- Hangul: 수신
- Venerated in: Goguryeo
- Major cult center: Gukdong Cave
- Abode: Cave
- Gender: Female
- Ethnic group: Goguryeo peoples
- Festivals: Dongmaengje [ko]
- Parents: Habaek?

Equivalents
- Gojoseon: Ungnyeo?

= Susin =

Goddess of Goguryeo

Susin is a goddess of Goguryeo. Along with Godeungsin and Yeongseongsin, she was one of the principal deities in the Goguryeo pantheon.

== Name and Identity ==
Susin is interpreted as either a cave deity or a grain deity. While she is generally regarded as the same figure as Lady Yuhwa, the mother of Dongmyeong, there is also a view that identifies this deity with Ungnyeo, the mother of Dangun.

== Worship ==
Susin was believed to reside in Gukdong Daehyeol, a cave located east of the capital; in 1983, a site presumed to be the remains of a cave dwelling was discovered on a mountainside near Gungnae. According to the Book of the Later Han, Goguryeo held a ritual in honor of Susin every year in October:

In Goguryeo, people enjoyed performing rituals to Gwisin, Sajik, and Yeongseong. In October, they gathered in large numbers to perform a ritual dedicated to the heavens, which was called Dongmaeng. There was a large cave in the eastern part of the country called Susin, and they held a ritual there in October to honor it.
— Accounts of the Eastern Barbarians, Book of the Later Han.

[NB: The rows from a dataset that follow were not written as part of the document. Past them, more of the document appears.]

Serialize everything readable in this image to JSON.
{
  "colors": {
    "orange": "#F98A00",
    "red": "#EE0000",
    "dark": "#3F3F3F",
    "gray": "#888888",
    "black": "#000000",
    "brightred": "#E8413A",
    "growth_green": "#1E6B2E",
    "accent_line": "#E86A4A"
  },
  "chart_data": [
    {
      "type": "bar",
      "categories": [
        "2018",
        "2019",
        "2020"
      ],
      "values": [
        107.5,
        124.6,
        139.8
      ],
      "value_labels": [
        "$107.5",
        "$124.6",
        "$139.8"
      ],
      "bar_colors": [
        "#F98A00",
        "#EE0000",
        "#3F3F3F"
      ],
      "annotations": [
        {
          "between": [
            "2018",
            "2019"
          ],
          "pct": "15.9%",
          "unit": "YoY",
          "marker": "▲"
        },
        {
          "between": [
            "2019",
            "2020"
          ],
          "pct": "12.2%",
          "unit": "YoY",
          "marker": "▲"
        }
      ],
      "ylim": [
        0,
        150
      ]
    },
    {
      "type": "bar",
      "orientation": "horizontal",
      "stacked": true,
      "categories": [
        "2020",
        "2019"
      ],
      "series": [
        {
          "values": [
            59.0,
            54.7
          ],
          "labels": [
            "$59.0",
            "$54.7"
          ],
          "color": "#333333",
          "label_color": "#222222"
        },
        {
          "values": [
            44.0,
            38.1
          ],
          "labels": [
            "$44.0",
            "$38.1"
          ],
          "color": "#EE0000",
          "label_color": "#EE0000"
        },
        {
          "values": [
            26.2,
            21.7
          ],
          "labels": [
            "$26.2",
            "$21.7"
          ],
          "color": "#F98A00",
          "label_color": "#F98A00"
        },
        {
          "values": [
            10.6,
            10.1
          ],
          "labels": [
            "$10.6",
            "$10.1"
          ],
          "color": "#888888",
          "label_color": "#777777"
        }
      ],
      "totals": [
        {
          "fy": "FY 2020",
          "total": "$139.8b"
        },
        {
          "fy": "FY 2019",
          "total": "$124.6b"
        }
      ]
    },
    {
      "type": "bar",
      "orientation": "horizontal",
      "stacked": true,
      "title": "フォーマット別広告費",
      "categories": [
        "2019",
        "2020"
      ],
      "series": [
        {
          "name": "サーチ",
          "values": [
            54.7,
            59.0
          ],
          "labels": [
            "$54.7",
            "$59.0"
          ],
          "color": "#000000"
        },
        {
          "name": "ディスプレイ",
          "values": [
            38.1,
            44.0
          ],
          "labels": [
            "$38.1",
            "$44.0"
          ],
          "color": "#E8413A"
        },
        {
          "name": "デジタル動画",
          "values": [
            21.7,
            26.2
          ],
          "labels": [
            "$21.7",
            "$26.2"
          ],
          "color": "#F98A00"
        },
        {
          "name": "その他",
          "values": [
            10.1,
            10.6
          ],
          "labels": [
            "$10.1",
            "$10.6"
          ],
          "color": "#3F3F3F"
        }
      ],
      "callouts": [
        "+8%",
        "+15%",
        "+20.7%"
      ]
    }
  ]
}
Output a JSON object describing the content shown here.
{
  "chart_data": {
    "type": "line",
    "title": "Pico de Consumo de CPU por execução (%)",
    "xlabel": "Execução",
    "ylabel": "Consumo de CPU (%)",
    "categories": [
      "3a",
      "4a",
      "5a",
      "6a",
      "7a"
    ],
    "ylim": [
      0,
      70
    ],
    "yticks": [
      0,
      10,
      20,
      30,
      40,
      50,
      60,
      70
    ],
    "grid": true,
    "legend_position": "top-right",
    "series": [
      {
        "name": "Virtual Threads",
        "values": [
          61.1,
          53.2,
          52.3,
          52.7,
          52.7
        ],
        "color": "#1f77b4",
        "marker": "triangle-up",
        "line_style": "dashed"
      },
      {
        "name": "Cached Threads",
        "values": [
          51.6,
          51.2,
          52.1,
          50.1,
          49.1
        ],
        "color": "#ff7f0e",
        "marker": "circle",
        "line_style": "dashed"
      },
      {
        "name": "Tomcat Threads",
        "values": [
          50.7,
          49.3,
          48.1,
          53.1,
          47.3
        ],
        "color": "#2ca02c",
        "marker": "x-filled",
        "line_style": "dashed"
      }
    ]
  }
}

According to the New Book of Tang, Susin was one of the principal deities of the 7th-century Goguryeo pantheon:

Their customs were rife with licentious worship. They worship Yeongseongsin, Ilsin, Kahansin, and Kijasin. There is a large cave to the east of the capital called Susin. Every year in October, the king personally performs a ritual there.
— Accounts of the Eastern Barbarians, New Book of Tang.